Returns a result character for building the string.
- Signature:
- return_char(unicode_str)
with
- unicode_str:
- This expeted string has to be in unicode format, e.g. latin.small.letter.a will return the character a The returned character should be used for creating the result string.
Splits the amount of grouped characters which has been detected in a textline to single words.
- Signature:
- chars_make_words(lines_glyphs,threshold=None)
with
- lines_glyphs:
- lines_glyphs has to be the list of connected-components which represents the amount of characters for a textline.
- threshold:
- For splitting the amount of characters to single words is a threshold needed. If two characters have more or equal empty space between each other there is a white space detected. The default value for this parameter is None which will make the function calculate a threshold value automatic
The Textline Objects keep a word list as an attribute which expects a list like this functions return value.
Gives a full text string as result.
- Signature:
- textline_to_string(line, heuristic_rules="roman")
with
- line:
- The Textline Object which keeps the characters.
- heuristic_rules:
- Some classified characters need some further heuristic classification rules.
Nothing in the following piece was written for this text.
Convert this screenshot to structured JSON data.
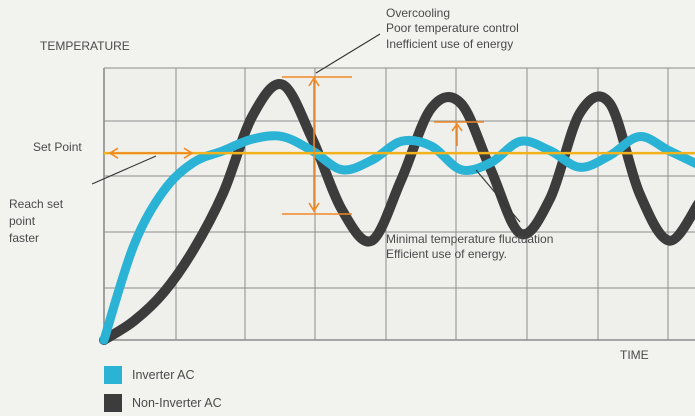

Take the apostroph as an example which might get classified as a comma but is placed at the top of a textline. Therefore the apostroph can be classified "manual" as a comma. On default this function includes some rules for often noticed classification errors for _roman_ alphabet.
The result of this function can be used as a final result as this is the full text string.
Check two glyphs for beeing grouped to one single character. This function is for unit connected-components like quotation marks.
- Signature:
- check_upper_neighbors(item,glyph,line)
with
- item:
- Some connected-component.
- glyph:
- Some connected-component.
- line:
- The Textline Object which includes item and glyph
There is returned an array with two elements. The first element keeps a list of characters (images that has been united to a single image) and the second image is a list of characters which has to be removed as these have been united to a single character.
Check two glyphs for beeing grouped to one single character. This function is for unit connected-components like i, j or colon.
- Signature:
- check_glyph_accent(item,glyph)
with
- item:
- Some connected-component.
- glyph:
- Some connected-component.
There is returned an array with two elements. The first element keeps a list of characters (images that has been united to a single image) and the second image is a list of characters which has to be removed as these have been united to a single character.
Segmentates the glyphs which are included in every single textline with simple rules.
- Signature:
- get_line_glyphs(image,textlines)
with
- image:
- The textdocument image which is beeing segmentated.
- textlines:
- A list of connected-components which keeps every textline of the document.
A Page Object has a list named textlines which should include Textline Objects. This list is filled within this function as it is called in a Page method.
Draws hollow rects in an copy of image based on the rects in the glyphs list. If the save parameter is set to 1 a file with the name of filename will be created.
- Signature:
- show_bboxes(image,glyphs,filename=\"segmenated_glyphs.PNG\",save=1)
with:
- image:
- An image of the textdokument which has to be segmentated.
- glyphs:
- A list of rects which will be drawn on image as hallow rects.
- filename:
- A filename for the image file that might be created.
- save:
- On default save is set to 1 which will cause the function to create a new image file named filename. If save is set to 0 the function will try to display the image on-the-fly in a box.
This function is usefull for debugging or for getting information about the segmentation process. The Page object useses this function in three methods for displaying the segmentation of textlines, all single characters and all detected words.